Sales of previously owned homes fell in August according to the National Association of REALTORS®. This was the first decline in sales in five months. Although not welcome news to homeowners and real estate pros, there is good news. Lawrence Yun, chief economist for the National Association of REALTORS®, as first-time buyers and moderate income families may now have an opportunity to find and buy affordable homes.
Bidding wars and slim inventories of available homes made buying a home difficult for many prospective buyers in recent months, but Mr. Yun said that these obstacles have subsided in many markets. Other obstacles contributing to a slowdown in housing markets are labor markets, which have shown some improvement, and stringent mortgage credit requirements that became effective in January.

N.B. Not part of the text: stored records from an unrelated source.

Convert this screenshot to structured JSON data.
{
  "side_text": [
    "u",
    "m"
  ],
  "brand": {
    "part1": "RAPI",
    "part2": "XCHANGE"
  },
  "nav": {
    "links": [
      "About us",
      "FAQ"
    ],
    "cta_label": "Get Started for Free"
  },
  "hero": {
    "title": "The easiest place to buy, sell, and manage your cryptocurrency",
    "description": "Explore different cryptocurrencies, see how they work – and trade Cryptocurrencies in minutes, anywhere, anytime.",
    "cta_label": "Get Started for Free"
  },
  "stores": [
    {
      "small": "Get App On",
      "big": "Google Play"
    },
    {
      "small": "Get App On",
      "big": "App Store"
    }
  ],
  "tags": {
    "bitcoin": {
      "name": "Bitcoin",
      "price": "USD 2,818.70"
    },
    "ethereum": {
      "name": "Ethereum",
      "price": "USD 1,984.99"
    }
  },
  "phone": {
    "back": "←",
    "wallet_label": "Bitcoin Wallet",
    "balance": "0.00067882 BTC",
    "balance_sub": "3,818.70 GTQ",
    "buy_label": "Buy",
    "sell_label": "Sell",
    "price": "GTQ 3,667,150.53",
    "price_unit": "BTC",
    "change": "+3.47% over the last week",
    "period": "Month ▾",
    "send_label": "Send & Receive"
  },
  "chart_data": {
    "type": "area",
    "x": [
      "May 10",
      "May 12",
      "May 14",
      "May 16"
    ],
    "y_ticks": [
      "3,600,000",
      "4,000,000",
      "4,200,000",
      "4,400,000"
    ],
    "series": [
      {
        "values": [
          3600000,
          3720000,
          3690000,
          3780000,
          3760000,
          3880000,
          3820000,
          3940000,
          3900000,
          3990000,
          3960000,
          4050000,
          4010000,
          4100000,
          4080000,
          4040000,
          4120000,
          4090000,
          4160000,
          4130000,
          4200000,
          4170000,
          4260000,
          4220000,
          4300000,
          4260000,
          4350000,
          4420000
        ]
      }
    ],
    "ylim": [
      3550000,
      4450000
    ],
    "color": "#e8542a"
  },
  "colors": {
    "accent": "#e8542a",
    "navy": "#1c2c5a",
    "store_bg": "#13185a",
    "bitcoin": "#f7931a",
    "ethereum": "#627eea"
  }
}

Analysts had expected an annual sales rate of 5.20 million existing homes in August against July's original reading of 5.15 million sales, which was later adjusted to 5.14 million sales of existing homes. August's reading was 5.05 million previously owned homes sold.

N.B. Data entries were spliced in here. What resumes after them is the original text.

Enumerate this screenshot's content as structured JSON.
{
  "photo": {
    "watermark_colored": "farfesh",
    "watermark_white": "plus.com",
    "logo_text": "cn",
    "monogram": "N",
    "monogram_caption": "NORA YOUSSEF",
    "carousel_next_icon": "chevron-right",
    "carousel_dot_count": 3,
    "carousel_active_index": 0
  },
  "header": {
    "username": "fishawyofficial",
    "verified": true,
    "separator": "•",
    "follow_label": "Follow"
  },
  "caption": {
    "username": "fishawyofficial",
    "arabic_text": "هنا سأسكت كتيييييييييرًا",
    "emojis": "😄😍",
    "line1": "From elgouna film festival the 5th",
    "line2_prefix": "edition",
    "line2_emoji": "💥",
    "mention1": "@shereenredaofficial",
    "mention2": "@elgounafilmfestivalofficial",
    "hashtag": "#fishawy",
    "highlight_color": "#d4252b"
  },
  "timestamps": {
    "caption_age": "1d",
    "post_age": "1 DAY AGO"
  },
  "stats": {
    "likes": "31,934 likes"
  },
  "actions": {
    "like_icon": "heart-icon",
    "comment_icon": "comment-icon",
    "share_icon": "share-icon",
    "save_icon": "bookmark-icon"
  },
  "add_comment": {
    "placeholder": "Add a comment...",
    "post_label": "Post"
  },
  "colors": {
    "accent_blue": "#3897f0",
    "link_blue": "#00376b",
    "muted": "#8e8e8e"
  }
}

FHFA Home Sales Show Fractional Gain in July
FHFA, the Federal Housing Finance Agency, reported that July sales of homes connected with Fannie Mae and Freddie Mac owned mortgages rose by a tenth of a percent in July on a seasonally-adjusted basis. On a year-over-year basis, home prices were 4.40 percent higher than in July 2013. It's important to bear in mind that FHFA reports a month behind the readings reported for existing home sales in August. Another thing to consider is that FHFA readings are based on properties connected with mortgages owned or guaranteed by Fannie Mae and Freddie Mac.

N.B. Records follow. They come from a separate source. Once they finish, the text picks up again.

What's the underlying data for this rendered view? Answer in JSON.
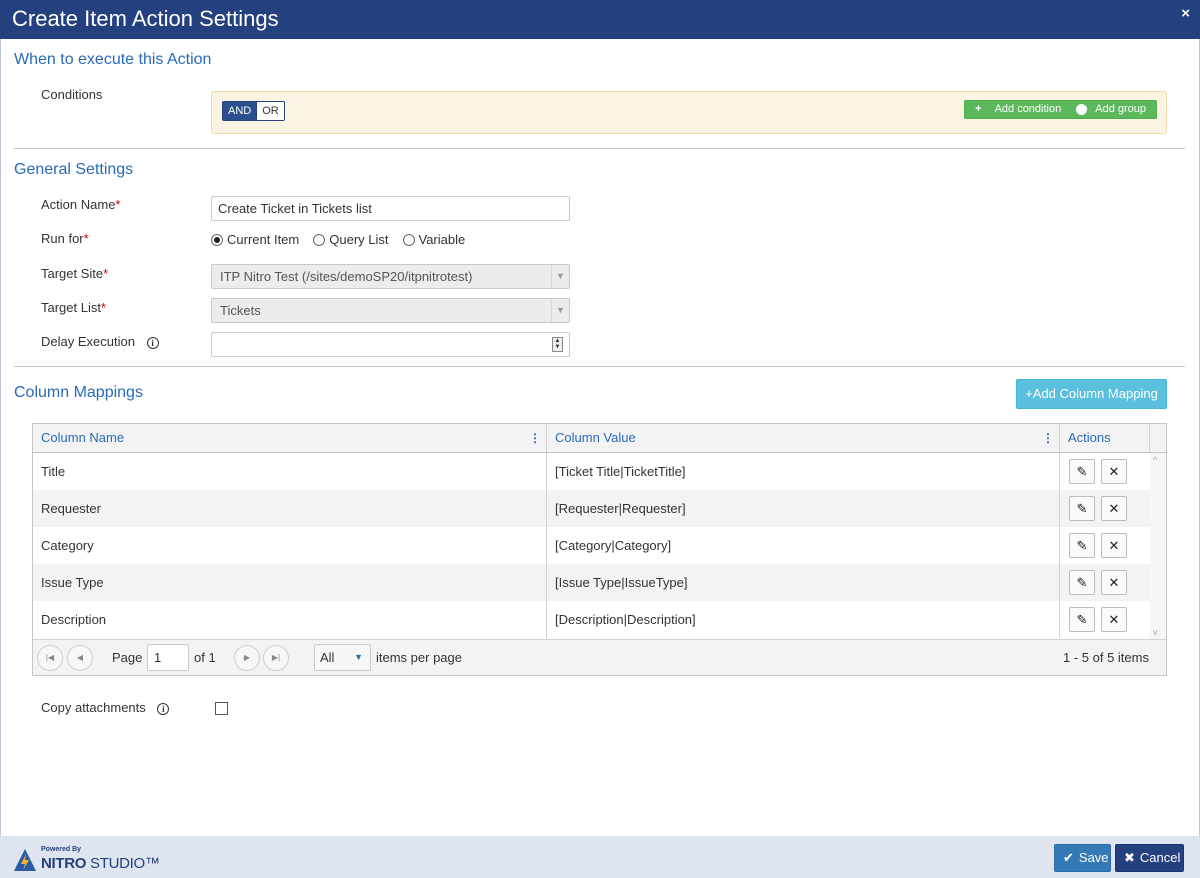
{
  "dialog": {
    "title": "Create Item Action Settings",
    "close_glyph": "×"
  },
  "when": {
    "section_title": "When to execute this Action",
    "conditions_label": "Conditions",
    "and_label": "AND",
    "or_label": "OR",
    "add_condition_label": "Add condition",
    "add_group_label": "Add group"
  },
  "general": {
    "section_title": "General Settings",
    "action_name_label": "Action Name",
    "action_name_value": "Create Ticket in Tickets list",
    "run_for_label": "Run for",
    "run_for_options": [
      "Current Item",
      "Query List",
      "Variable"
    ],
    "run_for_selected": "Current Item",
    "target_site_label": "Target Site",
    "target_site_value": "ITP Nitro Test (/sites/demoSP20/itpnitrotest)",
    "target_list_label": "Target List",
    "target_list_value": "Tickets",
    "delay_label": "Delay Execution",
    "delay_value": "",
    "required_mark": "*"
  },
  "mappings": {
    "section_title": "Column Mappings",
    "add_button_label": "Add Column Mapping",
    "columns": [
      "Column Name",
      "Column Value",
      "Actions"
    ],
    "rows": [
      {
        "name": "Title",
        "value": "[Ticket Title|TicketTitle]"
      },
      {
        "name": "Requester",
        "value": "[Requester|Requester]"
      },
      {
        "name": "Category",
        "value": "[Category|Category]"
      },
      {
        "name": "Issue Type",
        "value": "[Issue Type|IssueType]"
      },
      {
        "name": "Description",
        "value": "[Description|Description]"
      }
    ],
    "pager": {
      "page_label": "Page",
      "page_value": "1",
      "of_label": "of 1",
      "per_page_value": "All",
      "per_page_label": "items per page",
      "summary": "1 - 5 of 5 items"
    }
  },
  "copy_attachments": {
    "label": "Copy attachments",
    "checked": false
  },
  "footer": {
    "powered_by": "Powered By",
    "brand_bold": "NITRO",
    "brand_rest": "STUDIO™",
    "save_label": "Save",
    "cancel_label": "Cancel"
  },
  "icons": {
    "info": "info-icon",
    "edit": "pencil-icon",
    "delete": "x-icon",
    "save": "check-icon",
    "cancel": "x-icon",
    "add": "plus-icon"
  },
  "colors": {
    "header": "#25407f",
    "accent_text": "#2a6ab8",
    "success": "#5cb85c",
    "info": "#5bc0de",
    "primary": "#337ab7"
  }
}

First-Time Buyers Missing in Action
Falling home prices and sales volume may be due in part to a vortex of challenges facing first-time home buyers. The census bureau reports that homeownership rates have dropped for the 25-29 age groups; about 40.6 percent owned homes in 2007 as compared to 34.1 percent in 2013. The national unemployment rate for millennials is higher at approximately 9.00 percent as compared to the national unemployment rate for all workers at about 6.00 percent. Stricter mortgage rules and long-term under-employment are also impacting first-time buyers' ability to purchase homes. The inability of would-be first-time buyers to buy homes can impact buyers and sellers at all levels of local housing markets as most sellers rely on selling their existing home to fund down payments and closing costs for their next homes.